La diferencia más palpable del emparejamiento Asad-Maduro es que mientras una experiencia fue derribada, la otra subsiste. En el primer caso, el régimen de los Asad resistió a las movilizaciones de la “primavera árabe” desde el 15 de marzo 2011, así como la denuncia y presión de las dos principales plataformas opositoras en el exterior (el Consejo Nacional Sirio y la Coalición Nacional de las Fuerzas de la Revolución y la Oposición Siria), la lucha inter-sectaria asistida por valedores regionales (Arabia Saudí, Irán, Qatar, Emiratos Árabes Unidos y Turquía), las referidas sanciones unilaterales implementadas por Occidente, y la intervención de dos coaliciones internacionales contra el Estado Islámico: una respaldando a los opositores árabes sunníes y kurdos a Damasco, desde septiembre de 2014 (liderada por Estados Unidos con Reino Unido, Francia, Jordania, Turquía, Canadá, Australia entre otros) y otra, liderada por Rusia, protegiendo a Bashar al-Ásad, a partir de septiembre de 2015.
Nada derribó a Bashar al-Ásad, sino la corrosión interna, sumada a la acción decisiva de un grupo parapetado en Idlib, que, con el respaldo de Turquía y Qatar, aprovechó los efectos combinados de una Rusia atendiendo su prolongada guerra con Ucrania y un Teherán enfrascado en su pugna con Israel, para reemplazar a un régimen putrefacto.

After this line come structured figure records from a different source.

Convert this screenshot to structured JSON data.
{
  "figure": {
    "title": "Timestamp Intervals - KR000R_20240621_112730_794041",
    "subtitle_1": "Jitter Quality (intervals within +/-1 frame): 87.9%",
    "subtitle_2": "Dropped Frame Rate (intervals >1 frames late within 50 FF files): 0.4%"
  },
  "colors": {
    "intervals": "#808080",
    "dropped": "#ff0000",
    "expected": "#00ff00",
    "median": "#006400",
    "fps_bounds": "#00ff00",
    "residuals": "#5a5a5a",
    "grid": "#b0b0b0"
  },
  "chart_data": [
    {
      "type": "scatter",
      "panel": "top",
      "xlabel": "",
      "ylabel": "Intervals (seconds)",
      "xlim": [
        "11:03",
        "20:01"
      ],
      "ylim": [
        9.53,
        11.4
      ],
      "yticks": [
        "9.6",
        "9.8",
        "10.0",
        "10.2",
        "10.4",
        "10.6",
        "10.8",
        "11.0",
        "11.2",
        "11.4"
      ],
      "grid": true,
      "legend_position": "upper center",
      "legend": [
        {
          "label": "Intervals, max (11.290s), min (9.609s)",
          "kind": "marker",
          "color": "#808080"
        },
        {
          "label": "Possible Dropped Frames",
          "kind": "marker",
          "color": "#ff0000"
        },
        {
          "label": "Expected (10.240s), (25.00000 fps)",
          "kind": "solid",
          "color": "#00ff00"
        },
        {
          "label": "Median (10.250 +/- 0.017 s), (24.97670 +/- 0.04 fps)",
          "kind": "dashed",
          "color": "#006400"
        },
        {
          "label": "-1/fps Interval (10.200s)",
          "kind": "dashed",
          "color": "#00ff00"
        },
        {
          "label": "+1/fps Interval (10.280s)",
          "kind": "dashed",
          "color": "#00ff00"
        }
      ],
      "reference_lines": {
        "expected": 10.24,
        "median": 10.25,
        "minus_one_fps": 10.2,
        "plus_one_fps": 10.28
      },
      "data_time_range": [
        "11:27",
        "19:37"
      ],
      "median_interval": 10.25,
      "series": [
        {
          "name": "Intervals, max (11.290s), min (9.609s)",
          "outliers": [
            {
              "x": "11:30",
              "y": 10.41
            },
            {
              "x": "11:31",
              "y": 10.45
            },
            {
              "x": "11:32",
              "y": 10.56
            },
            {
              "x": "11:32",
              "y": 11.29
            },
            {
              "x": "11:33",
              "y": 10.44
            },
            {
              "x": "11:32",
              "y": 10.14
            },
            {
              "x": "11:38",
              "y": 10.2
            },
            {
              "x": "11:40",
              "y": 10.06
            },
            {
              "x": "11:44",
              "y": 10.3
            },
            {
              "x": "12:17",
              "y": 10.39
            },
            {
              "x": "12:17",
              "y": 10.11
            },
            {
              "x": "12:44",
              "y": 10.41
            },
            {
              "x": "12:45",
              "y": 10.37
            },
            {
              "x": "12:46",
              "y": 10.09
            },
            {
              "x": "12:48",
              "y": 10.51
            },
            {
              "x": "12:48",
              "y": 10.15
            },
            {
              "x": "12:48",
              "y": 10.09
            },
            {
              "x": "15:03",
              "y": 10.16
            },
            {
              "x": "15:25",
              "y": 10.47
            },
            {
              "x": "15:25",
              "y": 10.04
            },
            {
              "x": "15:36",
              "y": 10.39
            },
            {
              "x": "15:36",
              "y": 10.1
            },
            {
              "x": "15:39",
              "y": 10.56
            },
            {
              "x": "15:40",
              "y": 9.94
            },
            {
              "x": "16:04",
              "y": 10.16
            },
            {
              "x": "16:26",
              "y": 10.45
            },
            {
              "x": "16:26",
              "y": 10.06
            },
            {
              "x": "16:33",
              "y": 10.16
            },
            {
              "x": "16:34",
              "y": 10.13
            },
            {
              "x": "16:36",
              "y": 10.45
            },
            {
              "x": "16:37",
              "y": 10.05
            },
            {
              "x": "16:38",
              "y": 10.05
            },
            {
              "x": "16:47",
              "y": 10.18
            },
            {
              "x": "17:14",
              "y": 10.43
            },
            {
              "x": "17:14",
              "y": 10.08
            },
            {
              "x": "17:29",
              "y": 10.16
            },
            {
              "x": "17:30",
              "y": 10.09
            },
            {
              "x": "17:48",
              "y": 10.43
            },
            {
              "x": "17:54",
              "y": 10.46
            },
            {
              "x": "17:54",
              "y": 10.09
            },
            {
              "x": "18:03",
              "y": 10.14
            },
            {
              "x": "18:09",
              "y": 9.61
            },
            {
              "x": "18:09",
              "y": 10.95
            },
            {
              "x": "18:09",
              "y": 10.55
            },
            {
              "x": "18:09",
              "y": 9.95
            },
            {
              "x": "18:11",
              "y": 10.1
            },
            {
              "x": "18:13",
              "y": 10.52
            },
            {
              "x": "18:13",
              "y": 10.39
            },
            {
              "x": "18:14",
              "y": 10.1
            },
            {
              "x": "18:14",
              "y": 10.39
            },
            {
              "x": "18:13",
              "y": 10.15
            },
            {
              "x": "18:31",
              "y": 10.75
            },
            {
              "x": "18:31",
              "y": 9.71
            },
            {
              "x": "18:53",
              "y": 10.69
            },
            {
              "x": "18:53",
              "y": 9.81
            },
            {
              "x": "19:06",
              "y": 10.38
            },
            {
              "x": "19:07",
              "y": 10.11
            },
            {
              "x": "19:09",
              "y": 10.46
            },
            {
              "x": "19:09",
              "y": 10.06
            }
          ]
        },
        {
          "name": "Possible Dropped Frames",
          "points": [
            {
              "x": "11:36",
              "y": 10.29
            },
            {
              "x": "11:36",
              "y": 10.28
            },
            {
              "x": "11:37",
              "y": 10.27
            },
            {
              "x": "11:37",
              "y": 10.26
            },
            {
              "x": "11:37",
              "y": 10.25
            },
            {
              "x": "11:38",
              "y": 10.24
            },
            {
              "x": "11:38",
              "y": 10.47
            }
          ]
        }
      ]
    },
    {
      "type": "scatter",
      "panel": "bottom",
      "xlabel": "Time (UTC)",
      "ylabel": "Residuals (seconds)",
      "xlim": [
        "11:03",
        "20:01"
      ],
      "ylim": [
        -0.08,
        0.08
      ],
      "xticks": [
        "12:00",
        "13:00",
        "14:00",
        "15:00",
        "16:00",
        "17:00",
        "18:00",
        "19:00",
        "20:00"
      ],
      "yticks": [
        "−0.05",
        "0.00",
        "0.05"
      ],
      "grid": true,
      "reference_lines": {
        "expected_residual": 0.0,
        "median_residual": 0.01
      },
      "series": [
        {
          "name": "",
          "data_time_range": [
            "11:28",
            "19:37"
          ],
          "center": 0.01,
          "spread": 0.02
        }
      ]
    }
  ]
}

Aún así, este último diciembre demostró que, aunque el nuevo líder sirio Ahmed al Shara prometió concluir 13 años de lucha inter-sectaria mediante una transición signada por la moderación inclusiva de distintas facciones étnico-religiosas, ISIS aún sigue golpeando por medio de células subrepticias en Palmira o Homs.
La estabilización siria plena parece todavía distante, aunque algo menos que en otros territorios vecinos, víctimas de la invasión externa. Con ello solo se agitó el avispero, comprometiendo gravemente la gobernabilidad futura de todo proyecto nacional. En definitiva, confirma que lejos de remecer la copa del árbol, la fruta no cae, sino cuando está madura.